Case Method and Pluralist Economics by Kavous Ardalan
Author:Kavous Ardalan
Language: eng
Format: epub
Publisher: Springer International Publishing, Cham
2 Case Methodology and Preference for College-Like Institution
Starting in the second half of the nineteenth century, the higher education has experienced the rise to dominance of the academic profession and of the university as its principal institutional expression. The university rose in the nineteenth century and succeeded in the twentieth century. It involved the professionalization of academic life that promoted the research scholar and the research university to domination in higher education. This “academic revolution” influenced all institutions, including those designed to avoid its impact.
This “academic revolution” reflected professionalism as the dominant cultural and organizational concept in higher education. However, such professionalism has its strengths and weaknesses. Since the inception of the professionalization of higher education, there have been movements, such as “general education,” that sought to expose these weaknesses and to promote alternative conception of professionalism with much different implications for curricula, faculty-student relationships, and the nature of faculty work and faculty careers.
The general education movement reached its peak during the 1930–1945 period. Its insights and principles constituted the bases for many curricular reforms and founding of new colleges in the 1960s. Colleges, such as Hampshire, Ramapo, Santa Cruz, Evergreen, and New College, came to being in the attempt to resurrect these principles and give them new meaning.
Hampshire College, for instance, was created to challenge, but not abolish, the dominant definition and forms of professionalism in higher education. It was consciously created to become a distinctive liberal arts college that opposed the influence of graduate and professional schools on undergraduate liberal arts education. It intended to avoid the extremes of “hierarchy and equalitarianism” or “specialization and freedom of choice.” In this way, Hampshire College becomes a useful case study of an alternative conception of professionalism and its implications for curricular issues, student-faculty interactions, and the nature of academic work.

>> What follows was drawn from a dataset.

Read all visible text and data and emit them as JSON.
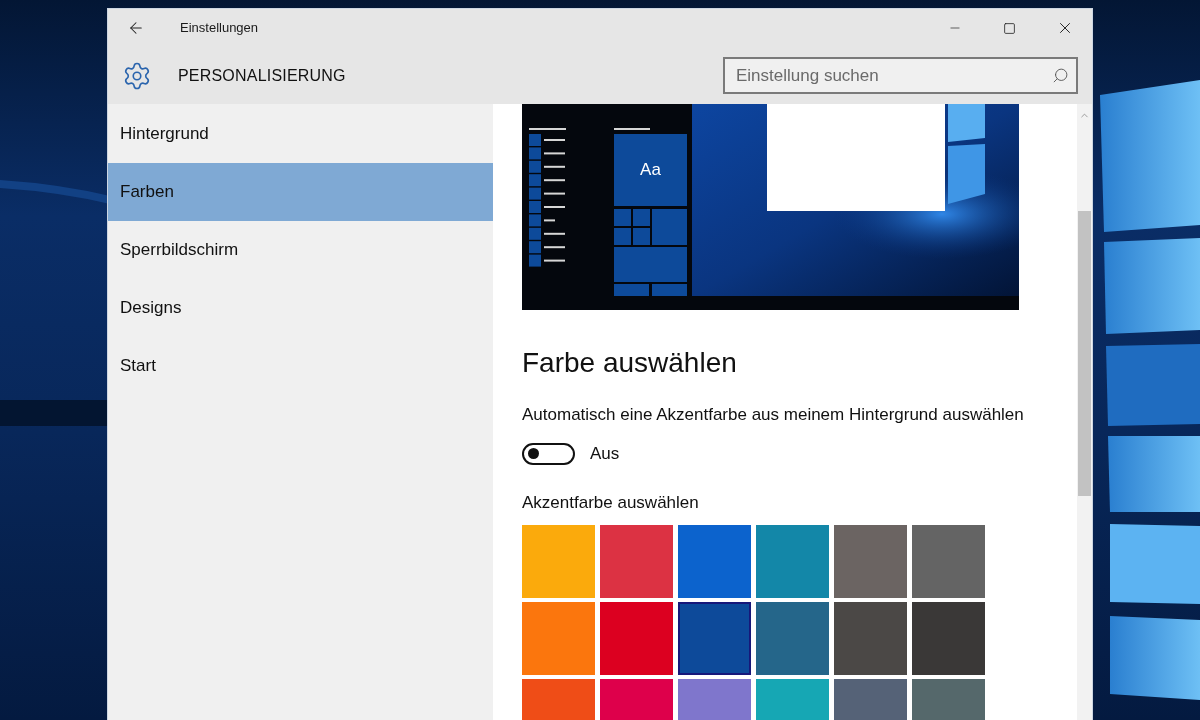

Professionalism started during the second half of the nineteenth century and took over law, medicine, and university teaching. Professionalization changed these occupations. More specifically, it changed their nature and underlying values that governed their practice, defined their status, and regulated their accessibility to new members. In this context, “Professional” meant someone who had gone through a difficult and long process to master an esoteric, but useful body of systematic knowledge; and had been theoretically trained before entering an apprenticeship or a practice; and had received a degree or license from a recognized institution. A “practitioner professional” meant someone with technical competence, superior skill, and a high quality of performance. “Professionals” referred to people who intended to serve some higher purpose rather than their personal gain; and who had developed codes of behavior and mechanisms of enforcement in order to ensure their ethos of service.
Professionals were given authority based on their expertise in some esoteric body of knowledge. They were given autonomy over setting standards of performance. They were given power to have control over the selection, training, and quality of new members. The culture of professionalism required amateurs to trust the integrity of trained persons, whose power was to be regarded as sacred and charismatic.